Sobeys Quebec has ended two successful marketing promotions. Now the company’s marketing team is focused on finding a fitting encore.
“The bar is set pretty high,” said Sobeys Quebec spokesperson Marie-Noëlle Cano. “But, I’m confident our merchandising team will come up with something soon that gives added value to our customers, which is always the goal of promotions.”
In September, Sobeys ended a decade-long promotion of giving customers a free item for every $70 in purchases. Under the program, which began in 2007, the company gave away more than 180 million items, everything from crackers and cleaning products to cheese and chocolate.
That works out to roughly 1.6 million items every month, or 400,000 a week, across the company’s IGA network of some 300 stores in the province. “It was hugely successful,” said Cano. “But, like anything else, it ran its course.”
She added, however, that a concurrent promotion program offered since 2012 – offering IGA customers a choice between the free item or coupons for a three cent-per-litre discount on gas at the 205 Shell stations that Sobeys bought in 2011 – continues.
So too does Sobeys’ cross-Canada affiliation with Air Miles. When the free food promotion ended in September, Sobeys Quebec replaced it with a 1970s-style stamp promotion.
Designed by the Montreal-based grocer’s marketing team, the promotion offered quality pots and pans at 5% of their retail value when IGA consumers reached certain levels of collected stamps.
“When it launched we gave it a vintage twist, but we had no idea how our customers would react,” recalled Cano. “Some people were quite skeptical when they first heard about it. But, it turned out to be a wonderful promotion that was hugely successful.”
Cano said consumers rushed to cash in their stamps before the promotion ended in March. However, she refused to say how many pots and pans were sold during the six-month promotion.
La Presse, however, citing unnamed sources, last week reported that 1.2 million units were sold during the promotion. That works out to roughly 5,000 units per week per store. “It was crazy towards the end,” one IGA storeowner reportedly told La Presse. “I was getting $35,000 worth of pots and pans on Friday, and by Monday, I had none left.”

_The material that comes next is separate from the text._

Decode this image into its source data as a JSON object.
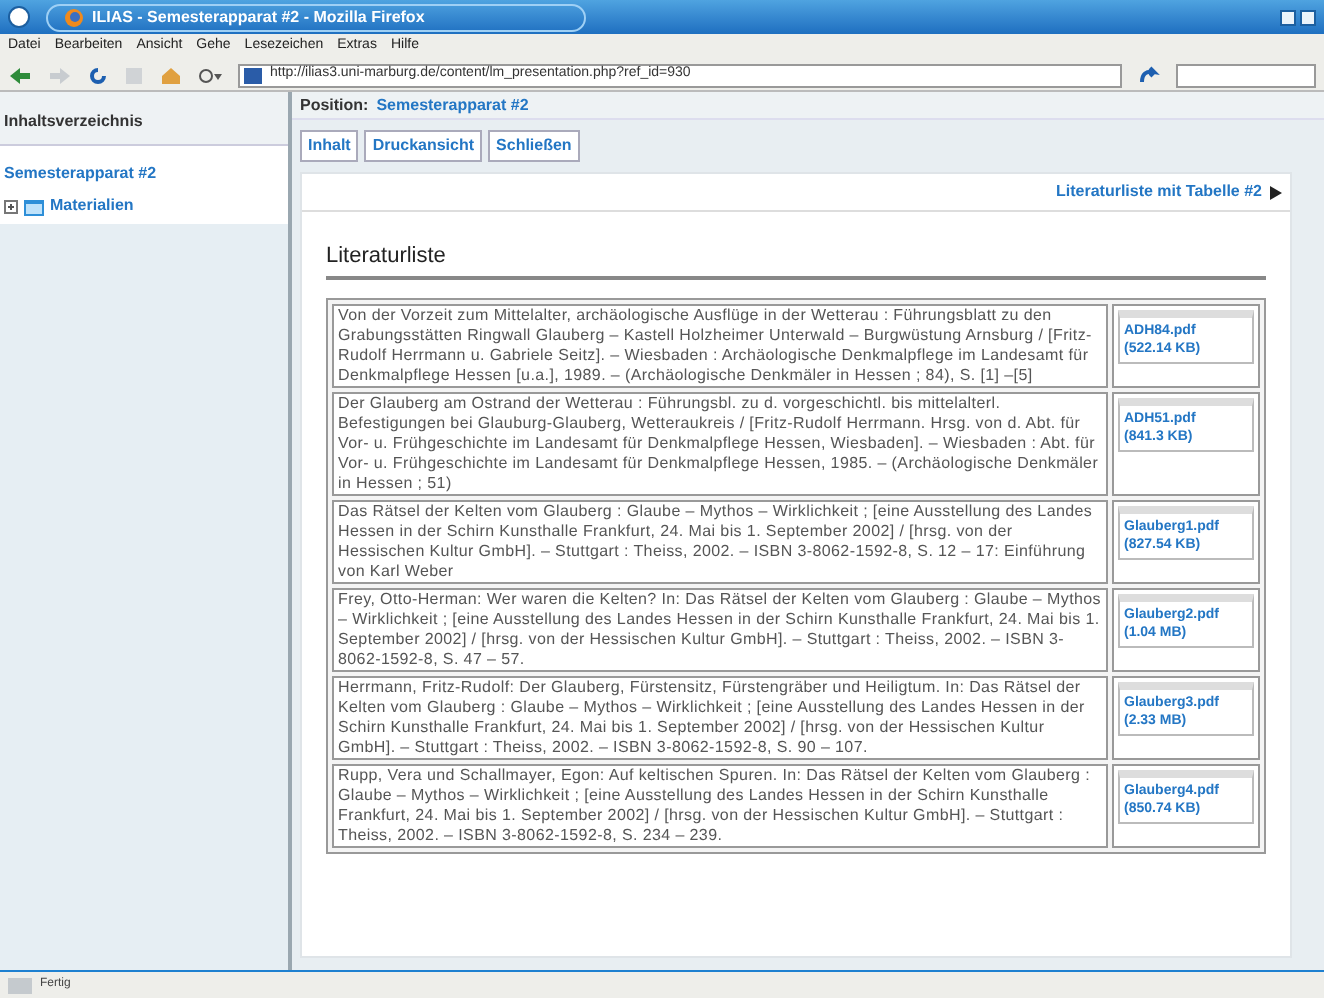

Replacing that promotion is an ongoing one that offers shoppers one chance for every $10 spent to win a weekly draw for a year of free groceries, and a promotion-ending grand prize of free groceries for 25 years.
The grand prize will be drawn in April. After that, Cano said, it would be whatever the merchandising team came up with.
“They are now evaluating and analyzing promotions using many benchmarks (and) discussions with suppliers,” she said. “It’s really a team approach.”
For retail expert JoAnne Labrecque, developing new grocery industry promotions is never an easy task. “The competition is so strong, and customers are not loyal,” said Labrecque, an associate professor of marketing at HEC Montréal, and associate member Omer DeSerres Chair of Retailing.
According to Labrecque, Sobeys Quebec hit grand slams with both its free item giveaway and the stamps-for-pots promotion.
“The free item was highly innovative and competitive when it was introduced,” she said. “But, it lost its edge after so many years and the competitive landscape has changed.”
More generous loyalty programs are notably abound now, noted Labrecque.
“To be successful, a new promotion (by Sobeys Quebec) will have to offer people as much and be original,” she said. “It’s not an easy task.”